Today is April Fool’s Day (the Anglo-Saxon world’s equivalent of el Día de los Inocentes on December 28), a tradition dating back to times when fake news was not taken so seriously as today but was permitted solely on that day and transmitted in a spirit of tongue-in-cheek leg-pulling (if that anatomically mixed metaphor may be excused). It was the year before my entry into the Buenos Aires Herald newsroom but I was told that for the April Fool’s Day of 1982 some of my colleagues toyed with the idea of announcing an Argentine invasion of the Malvinas although refraining – only for truth to be stranger than fiction the next day.
Anyway the topic of today’s column is convertibility, since for reasons best known to himself Domingo Cavallo (who might have known better with his Harvard education) chose April Fool’s Day to launch peso-dollar parity back in 1991 – a proposal which would seem even more like leg-pulling nowadays. The typical April Fool hoax is either immediately met with complete disbelief or (if swallowed) the deceived recipients are quickly reminded of their innocent ingenuity (“April Fool, you!”). But convertibility would prove to be perhaps the longest April Fool ever, lasting 3,934 days until early 2002.
Yet it would be unfair to dismiss convertibility as an April Fool hoax (quite apart from the fact that it can be dated back to its approval by Congress on March 27, 1991). Although demonised throughout this century on the back of its disastrous end (much like the Mauricio Macri Presidency in more recent years) with the 2001-2002 meltdown, convertibility also brought some good times – four straight years of rapid growth, as well as doing the trick in bringing inflation down from 3,079 percent in 1989 to three percent in 1992 (the same annual figure surrealistically forecast for next month early this year by Economy Minister Sergio Massa). Even the best years have been criticised for taking unemployment up from seven percent to 17.5 percent in 1995 but this was the price of productivity gains from structural reforms rather than convertibility as such. Dollar-peso parity was hamstrung by fiscal indiscipline with the deficit averaging four percent of gross domestic product during the 1989-1999 Carlos Menem presidency – convertibility also had the misfortune of co-existing with the balanced budgets of Bill Clinton (with fiscal surpluses in his last four years) when ‘Reaganomics’ or the United States fiscal deficits of this decade might have been better company. But convertibility was ultimately doomed by being inextricably linked to a world currency and hence vulnerable to international turbulence – Mexico’s tequila crisis of 1995, Russia in 1997-1998 and the Brazilian maxi-devaluation of 1999 proved fatal.

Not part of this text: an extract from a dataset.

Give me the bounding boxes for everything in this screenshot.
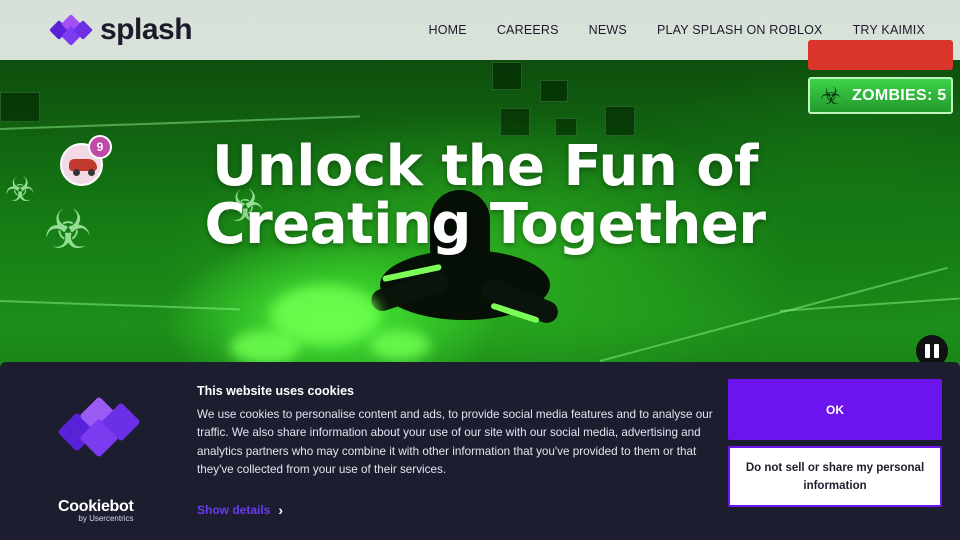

Annual inflation might now be three digits and not four as in 1989 and 1990 but the yearning for something akin to convertibility is just as strong today. The highly fashionable libertarian economist Javier Milei has proposed simple dollarisation (sustained by Ecuador for almost quarter of a century) without convincing most of his colleagues how you can dollarise without dollars – he has proposed swapping off government bonds against Leliqs but do two wrongs make a right? Even with President Alberto Fernández cosying up to his US host Joe Biden in the White House last Wednesday, the government does not contemplate going down that road, especially after demonising convertibility nineteen to the dozen for so long – instead, buoyed by Lula’s return to the presidency, they have floated monetary unification with Brazil. While rubbished as “a horrible plan” even by such a friendly economist as the 2008 Nobel Prize winner Paul Krugman (no accident that his surname begins with a K), the proposal has been bizarrely applauded by the hawkish opposition deputy Fernando Iglesias, who finds merit in binding Argentina to the macro-economic stability of a larger but symmetrical commodity-based economy like Brazil. But the euro experience has also shown that monetary unification entails long years of harmonising macroeconomic coordinators.
Instead of long years the government has a few frantic months as it attempts to coast through to the August primaries, the October elections and the inauguration of a new president in December – only if it fails to keep afloat and hyperinflation runs riot can any drastic currency reform be expected. Since any new government may have to hit the ground running after taking office on December 10, we should not rule out the 21st century version of a convertibility plan launched on an April Fool’s Day starting life on December 28 – Día de los Inocentes.